The Cambridge equation formed as the following,

\( M^d=k \cdot P \cdot Y \)

Alfred Marshall, A.C. Pigou, and John Maynard Keynes assumed that money demand is determined by \(k\), which represents a percentage of money hoarded in hands, times the nominal income \( P\cdot Y\).

P.S. Dr. Rendahl at Cambridge taught that part in S201 Applied Macroeconomics before, but I did not get it when I am as a student. Liquidity traps would be introduced in a later blog.

Friedman

Friedman held the similar idea with Keynes that the velocity would not fixed in the short run. He also stated that the velocity might not offset the effect of money growth, instead velocity moves in the same direction and reinforece with money growth empircally.
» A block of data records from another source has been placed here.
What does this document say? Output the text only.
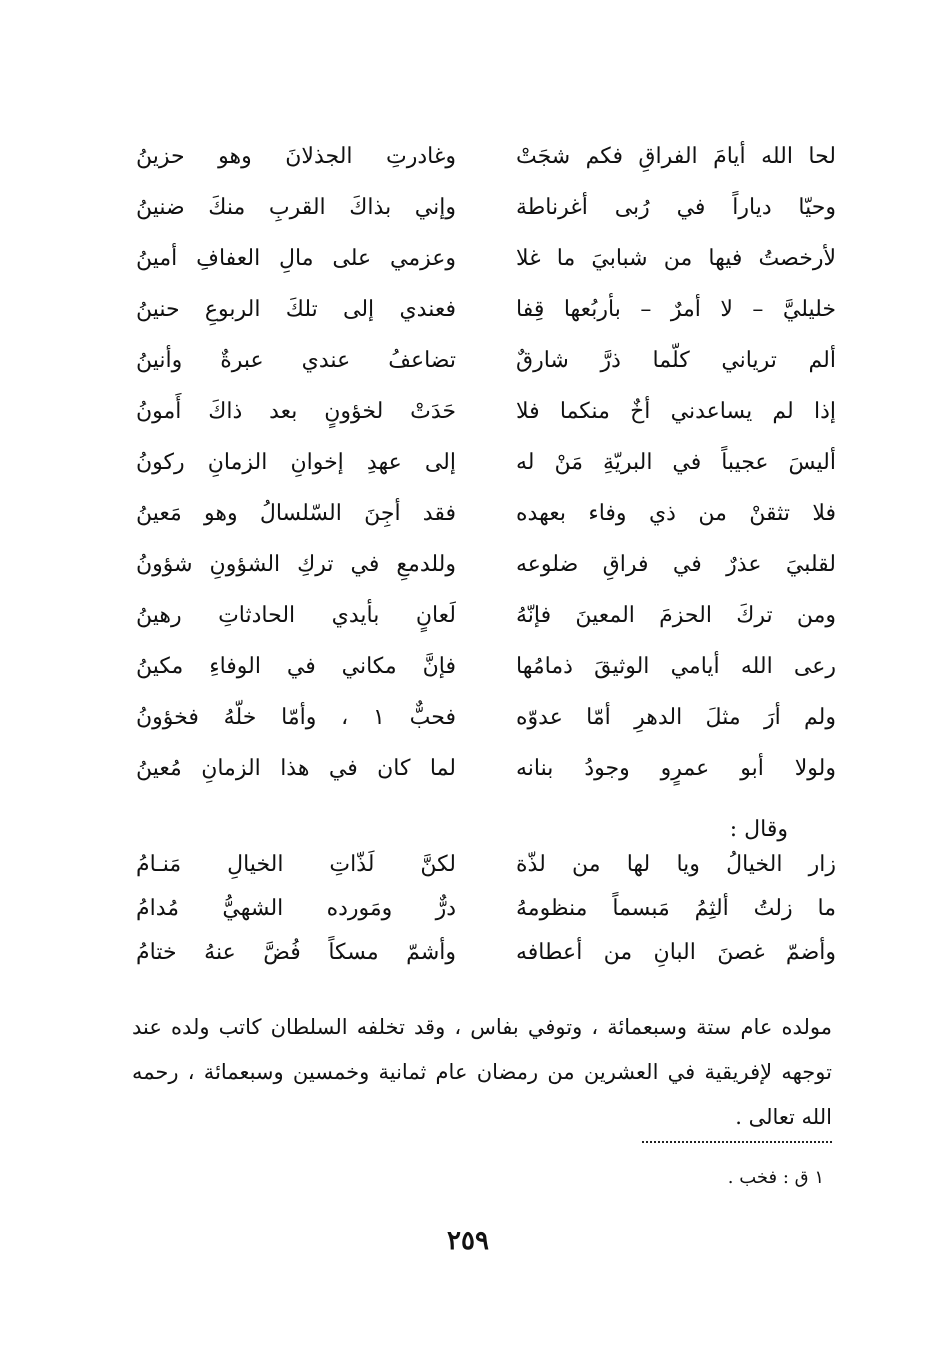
لحا الله أيامَ الفراقِ فكم شجَتْ
وغادرتِ الجذلانَ وهو حزينُ
وحيّا دياراً في رُبى أغرناطة
وإني بذاكَ القربِ منكَ ضنينُ
لأرخصتُ فيها من شبابيَ ما غلا
وعزمي على مالِ العفافِ أمينُ
خليليَّ – لا أمرٌ – بأربُعها قِفا
فعندي إلى تلكَ الربوعِ حنينُ
ألم ترياني كلّما ذرَّ شارقٌ
تضاعفُ عندي عبرةٌ وأنينُ
إذا لم يساعدني أخٌ منكما فلا
حَدَتْ لخؤونٍ بعد ذاكَ أَمونُ
أليسَ عجيباً في البريّةِ مَنْ له
إلى عهدِ إخوانِ الزمانِ ركونُ
فلا تثقنْ من ذي وفاء بعهده
فقد أجِنَ السّلسالُ وهو مَعينُ
لقلبيَ عذرٌ في فراقِ ضلوعه
وللدمعِ في تركِ الشؤونِ شؤونُ
ومن تركَ الحزمَ المعينَ فإنّهُ
لَعانٍ بأيدي الحادثاتِ رهينُ
رعى الله أيامي الوثيقَ ذمامُها
فإنَّ مكاني في الوفاءِ مكينُ
ولم أرَ مثلَ الدهرِ أمّا عدوّه
فحبٌّ ١ ، وأمّا خلّهُ فخؤونُ
ولولا أبو عمرٍو وجودُ بنانه
لما كان في هذا الزمانِ مُعينُ
وقال :
زار الخيالُ ويا لها من لذّة
لكنَّ لَذّاتِ الخيالِ مَنـامُ
ما زلتُ ألثِمُ مَبسماً منظومهُ
درٌّ ومَورده الشهيُّ مُدامُ
وأضمّ غصنَ البانِ من أعطافه
وأشمّ مسكاً فُضَّ عنهُ ختامُ
مولده عام ستة وسبعمائة ، وتوفي بفاس ، وقد تخلفه السلطان كاتب ولده عند توجهه لإفريقية في العشرين من رمضان عام ثمانية وخمسين وسبعمائة ، رحمه الله تعالى .
١ ق : فخب .
٢٥٩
For example, when quantity of money increase, the velocity rises as well (p.s. my idea: is that still true during the covid crisis? The U.S. example might not be the case, but needs data to prove).
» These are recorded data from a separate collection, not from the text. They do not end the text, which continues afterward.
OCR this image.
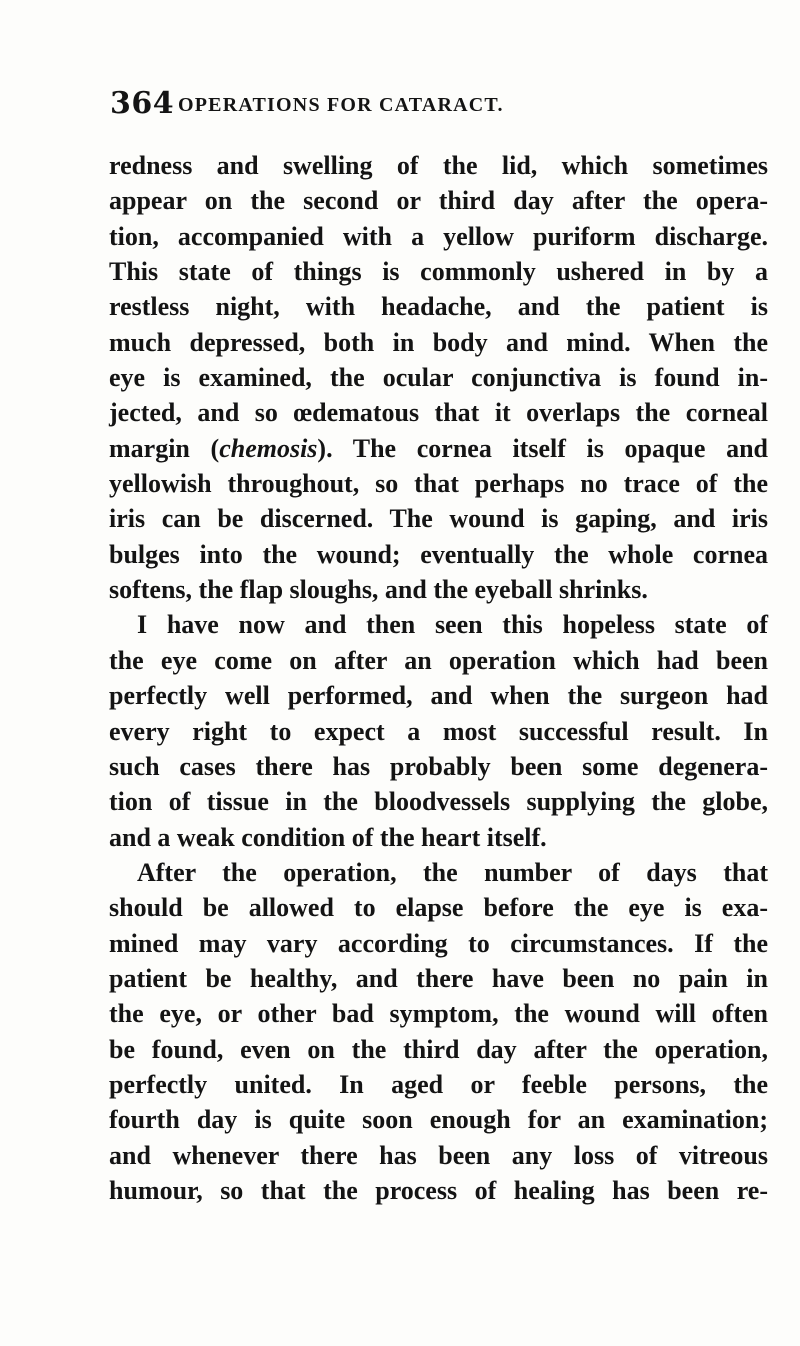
364 OPERATIONS FOR CATARACT.
redness and swelling of the lid, which sometimes
appear on the second or third day after the opera-
tion, accompanied with a yellow puriform discharge.
This state of things is commonly ushered in by a
restless night, with headache, and the patient is
much depressed, both in body and mind. When the
eye is examined, the ocular conjunctiva is found in-
jected, and so œdematous that it overlaps the corneal
margin (chemosis). The cornea itself is opaque and
yellowish throughout, so that perhaps no trace of the
iris can be discerned. The wound is gaping, and iris
bulges into the wound; eventually the whole cornea
softens, the flap sloughs, and the eyeball shrinks.
I have now and then seen this hopeless state of
the eye come on after an operation which had been
perfectly well performed, and when the surgeon had
every right to expect a most successful result. In
such cases there has probably been some degenera-
tion of tissue in the bloodvessels supplying the globe,
and a weak condition of the heart itself.
After the operation, the number of days that
should be allowed to elapse before the eye is exa-
mined may vary according to circumstances. If the
patient be healthy, and there have been no pain in
the eye, or other bad symptom, the wound will often
be found, even on the third day after the operation,
perfectly united. In aged or feeble persons, the
fourth day is quite soon enough for an examination;
and whenever there has been any loss of vitreous
humour, so that the process of healing has been re-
In summary, Marx, Keynes, and Friedman all agreed with the quantity theory of money, but they have different ideas. Marx emphasised the productions, Keynes the demand and income, and Friedman the supply or quantity of money.

Empircal Study

Here are a maths and empircal studies.

\( M\cdot V=P\cdot Y \)

In the long run, velocity and real output are constant, so money supply is positively correlated with the price level. However, in the short run, the output is not fixed, so changes in the money supply would change the real output.

By log transformation,

\( m+v=p+y \)

\( v=p+y-m \)

So the changes in velocity are determined by three parts, inflation, real output growth, and money growth. As shown in the figure below, some emprical data tell that correlation between money growth and inflation (y-axis) is close to one, about 0.82 exactly (as frequency is close to 0, means infinite long time period). Where the frequency (x-axis) means the frequency of periods used into the study. 0.5 frequency means horizon of changes in 2 periods (one period is a quarter as data are quarterly recorded). This study tells that in the long run, inflation is correlated with money growth, but the correlation is not that clear in the short run.

Ideas

  1. By the Cambridge method, quantity of money is determined by people’s income times a portion \(k\), and that \(k\) would definitely changable with the macroeconomic condition. For example, in the recession, people are more likely to hoard more money for security reason, even interest rate is close to zero by liquidity trap. How that \(k\) is determined, orhow to meature it? Also, how government and central banks’ policy could change people’s willingness of holding money?

Reference

Marx, K., 1911. A contribution to the critique of political economy. CH Kerr.

Wen, Y., 2002. The business cycle effects of Christmas. Journal of Monetary Economics49(6), pp.1289-1314.

Wen, Y., 2006. The quantity theory of money. Monetary Trends, (Nov).